Saying it could hurt job creation, Gov. Rick Scott vetoed a contentious bill that would have removed the ‘wall of separation’ between hard liquor and other goods.
Scott filed his veto letter of the measure (SB 106) on Wednesday night, his deadline to act on the bill. It’s the first veto of a bill from the 2017 Legislative Session.
It would have removed the 82-year-old requirement, enacted in Florida after Prohibition, that hard liquor be sold in a separate store. Beer and wine already are sold in grocery aisles in the Sunshine State.
But independent liquor store owners and other opponents flooded the Governor’s Office with thousands of emails and petitions against the bill.
“Since becoming governor in 2011, I have repealed almost 5,000 regulations to reduce unnecessary burdens on Floridians,” he wrote. “From the day I took office, I have been committed to eliminating regulations that impose duplicative and unnecessary requirements on Florida’s citizens and businesses.
“I carefully reviewed this bill and I have met with stakeholders on both sides,” the governor added. “I listened closely to what they had to say and I understand that both positions have merit.
“Nevertheless, I have heard concerns as to how this bill could affect many small businesses across Florida. I was a small business owner and many locally owned businesses have told me this bill will impact their families and their ability to create jobs.”
For example, Kiran Patel, who owns liquor stores in Melbourne and Palm Bay, told lawmakers earlier this year that if the proposal became law, “we are finished … There’s no way we can even compete with” big box stores, which will “put pallets and pallets” of booze out in the open.
Amit Dashondi, who owns liquor stores in Brevard County, said his customers had been rooting for a veto.
“They love their independent liquor stores,” he said in a phone interview Wednesday night. “We know our customers by name. That’s not going to happen in big, corporate stores. They know how to take your money, and that’s it.”
Most recently, Costco had joined Wal-Mart, Target and others in one last push to get Scott to sign the bill, known by the nickname “whiskey and Wheaties.”
“Requiring retailers to segregate spirits into a separate store is outdated, discriminatory and unnecessary in a modern marketplace,” said Jay Hibbard, vice president of the Distilled Spirits Council, which supported the bill. “Florida consumers want the same convenience of one-stop shopping that consumers in most states enjoy. We encourage the Legislature to make this a priority in the next session.”

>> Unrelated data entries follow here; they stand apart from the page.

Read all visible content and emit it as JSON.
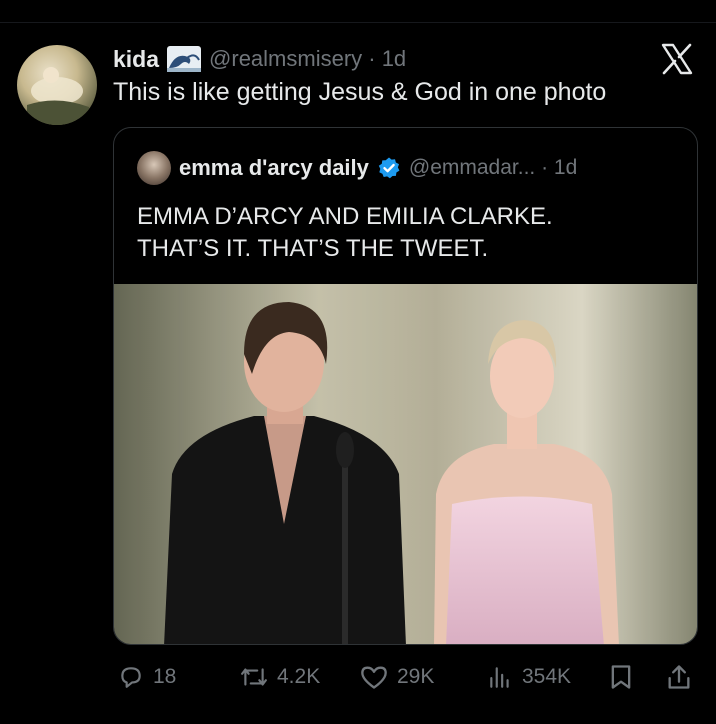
{
  "tweet": {
    "author_name": "kida",
    "badge_icon": "wave-icon",
    "handle_time": "@realmsmisery · 1d",
    "text": "This is like getting Jesus & God in one photo"
  },
  "quoted": {
    "author_name": "emma d'arcy daily",
    "verified_icon": "verified-badge-icon",
    "handle_time": "@emmadar... · 1d",
    "text_lines": [
      "EMMA D’ARCY AND EMILIA CLARKE.",
      "THAT’S IT. THAT’S THE TWEET."
    ]
  },
  "actions": {
    "replies": "18",
    "reposts": "4.2K",
    "likes": "29K",
    "views": "354K"
  },
  "colors": {
    "background": "#000000",
    "text": "#e7e9ea",
    "secondary": "#71767b",
    "verified": "#1d9bf0",
    "border": "#2f3336"
  }
}
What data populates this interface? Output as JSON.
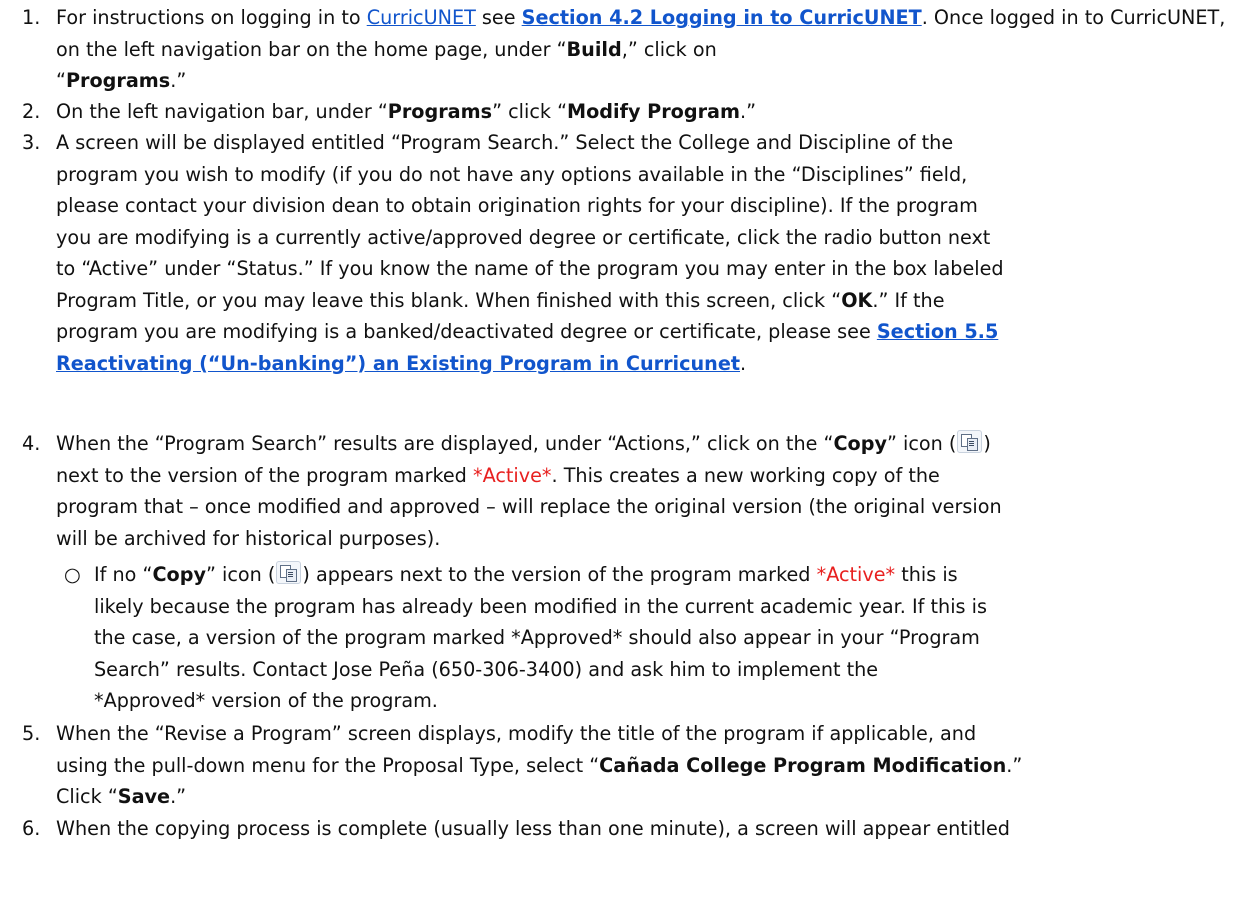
{
  "steps": [
    {
      "number": "1.",
      "t1": "For instructions on logging in to ",
      "link1": "CurricUNET",
      "t2": " see ",
      "link2": "Section 4.2 Logging in to CurricUNET",
      "t3": ".  Once logged in to CurricUNET, on the left navigation bar on the home page, under “",
      "b1": "Build",
      "t4": ",” click on\n“",
      "b2": "Programs",
      "t5": ".”"
    },
    {
      "number": "2.",
      "t1": "On the left navigation bar, under “",
      "b1": "Programs",
      "t2": "” click “",
      "b2": "Modify Program",
      "t3": ".”"
    },
    {
      "number": "3.",
      "t1": "A screen will be displayed entitled “Program Search.” Select the College and Discipline of the\nprogram you wish to modify (if you do not have any options available in the “Disciplines” field,\nplease contact your division dean to obtain origination rights for your discipline).  If the program\nyou are modifying is a currently active/approved degree or certificate, click the radio button next\nto “Active” under “Status.” If you know the name of the program you may enter in the box labeled\nProgram Title, or you may leave this blank.  When finished with this screen, click “",
      "b1": "OK",
      "t2": ".”  If the\nprogram you are modifying is a banked/deactivated degree or certificate, please see ",
      "link1": "Section 5.5\nReactivating (“Un-banking”) an Existing Program in Curricunet",
      "t3": "."
    },
    {
      "number": "4.",
      "t1": "When the “Program Search” results are displayed, under “Actions,” click on the “",
      "b1": "Copy",
      "t2": "” icon (",
      "icon": "copy-icon",
      "t3": ")\nnext to the version of the program marked ",
      "red1": "*Active*",
      "t4": ". This creates a new working copy of the\nprogram that – once modified and approved – will replace the original version (the original version\nwill be archived for historical purposes)."
    },
    {
      "number": "5.",
      "t1": "When the “Revise a Program” screen displays, modify the title of the program if applicable, and\nusing the pull-down menu for the Proposal Type, select “",
      "b1": "Cañada College Program Modification",
      "t2": ".”\nClick “",
      "b2": "Save",
      "t3": ".”"
    },
    {
      "number": "6.",
      "t1": "When the copying process is complete (usually less than one minute), a screen will appear entitled"
    }
  ],
  "substep": {
    "bullet": "○",
    "t1": "If no “",
    "b1": "Copy",
    "t2": "” icon (",
    "icon": "copy-icon",
    "t3": ") appears next to the version of the program marked ",
    "red1": "*Active*",
    "t4": " this is\nlikely because the program has already been modified in the current academic year.  If this is\nthe case, a version of the program marked *Approved* should also appear in your “Program\nSearch” results.  Contact Jose Peña (650-306-3400) and ask him to implement the\n*Approved* version of the program."
  }
}
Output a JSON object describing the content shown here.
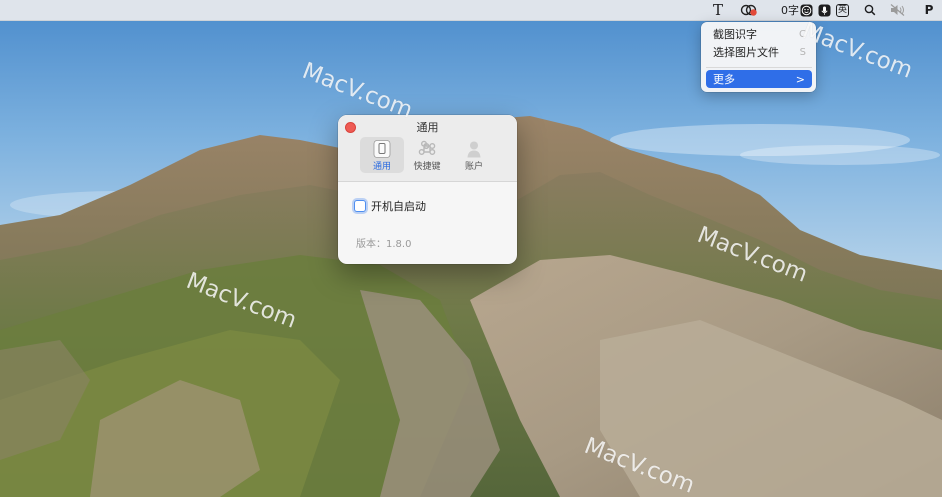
{
  "menubar": {
    "text_tool_icon": "T",
    "app_icon": "colorful-dots-icon",
    "word_count": "0字",
    "emoji_icon": "emoji-face-icon",
    "mic_icon": "microphone-icon",
    "input_method": "英",
    "search_icon": "magnifier-icon",
    "mute_icon": "muted-speaker-icon",
    "p_icon": "P"
  },
  "dropdown": {
    "items": [
      {
        "label": "截图识字",
        "shortcut": "C"
      },
      {
        "label": "选择图片文件",
        "shortcut": "S"
      },
      {
        "label": "更多",
        "shortcut": ">"
      }
    ]
  },
  "prefs_window": {
    "title": "通用",
    "tabs": [
      {
        "label": "通用",
        "icon": "phone-icon"
      },
      {
        "label": "快捷键",
        "icon": "command-key-icon"
      },
      {
        "label": "账户",
        "icon": "user-silhouette-icon"
      }
    ],
    "launch_at_login_label": "开机自启动",
    "launch_at_login_checked": false,
    "version_text": "版本：1.8.0"
  },
  "watermarks": [
    "MacV.com",
    "MacV.com",
    "MacV.com",
    "MacV.com",
    "MacV.com"
  ],
  "colors": {
    "accent": "#2f6ee8",
    "close_button": "#ee5b54"
  }
}
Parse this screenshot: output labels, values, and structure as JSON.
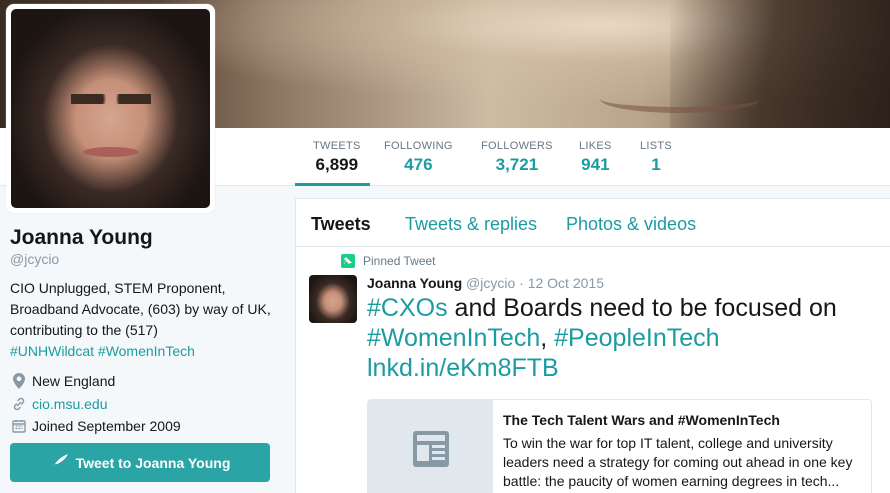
{
  "profile": {
    "name": "Joanna Young",
    "handle": "@jcycio",
    "bio_text": "CIO Unplugged, STEM Proponent, Broadband Advocate, (603) by way of UK, contributing to the (517)",
    "bio_hashtags": "#UNHWildcat #WomenInTech",
    "location": "New England",
    "website": "cio.msu.edu",
    "joined": "Joined September 2009",
    "tweet_to_button": "Tweet to Joanna Young"
  },
  "stats": [
    {
      "label": "TWEETS",
      "value": "6,899"
    },
    {
      "label": "FOLLOWING",
      "value": "476"
    },
    {
      "label": "FOLLOWERS",
      "value": "3,721"
    },
    {
      "label": "LIKES",
      "value": "941"
    },
    {
      "label": "LISTS",
      "value": "1"
    }
  ],
  "tabs": [
    "Tweets",
    "Tweets & replies",
    "Photos & videos"
  ],
  "tweet": {
    "pinned_label": "Pinned Tweet",
    "author": "Joanna Young",
    "handle": "@jcycio",
    "date": "· 12 Oct 2015",
    "text_tag1": "#CXOs",
    "text_mid": " and Boards need to be focused on ",
    "text_tag2": "#WomenInTech",
    "text_comma": ", ",
    "text_tag3": "#PeopleInTech",
    "text_link": "lnkd.in/eKm8FTB"
  },
  "card": {
    "title": "The Tech Talent Wars and #WomenInTech",
    "description": "To win the war for top IT talent, college and university leaders need a strategy for coming out ahead in one key battle: the paucity of women earning degrees in tech..."
  },
  "colors": {
    "accent": "#1b9ca1",
    "button": "#2aa4a5",
    "pinned": "#19cf86"
  }
}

Whole Foods Market and the Florida Restaurant & Lodging Association also were for the bill. But the Publix supermarket chain was against it because of its investment in its many separate liquor stores.
The veto effort was a rare effort by rivals: Florida’s own ABC Fine Wines & Spirits opposed the measure, as did the Florida Independent Spirits Association, representing smaller, independent liquor stores. Both were led by lobbyist Scott Dick, who fought against the proposal every year since it was filed in 2014.
There was last-minute lobbying on the measure: Scott’s public schedule for Tuesday shows he had taken a call with Wal-Mart U.S. President and CEO Greg Foran, and met in Tallahassee with ABC’s CEO and Chairman Charles Bailes III.
“Thanks to Gov. Scott, we now have the opportunity to keep our doors open and keep our Florida workforce going strong,” said Rory Eggers, president of the Florida Independent Spirits Association, in a statement.
Added Bailes: “We believe he made his decision based on what is best for the State of Florida. We applaud the governor for saving hundreds of Florida small businesses that employ thousands of Floridians, while at the same time keeping safeguards in place for minors.”
The bill passed both chambers on close margins: 21-17 in the Senate and a razor thin 58-57 in the House. Also, five House members who missed the vote voted ‘no’ after the roll call.
Among other things, the bill would have required miniature bottles to be sold behind a counter and allowed for a 5-year phase-in. It further called for employees over 18 to check customers’ ID and approve sales of spirits by cashiers under 18.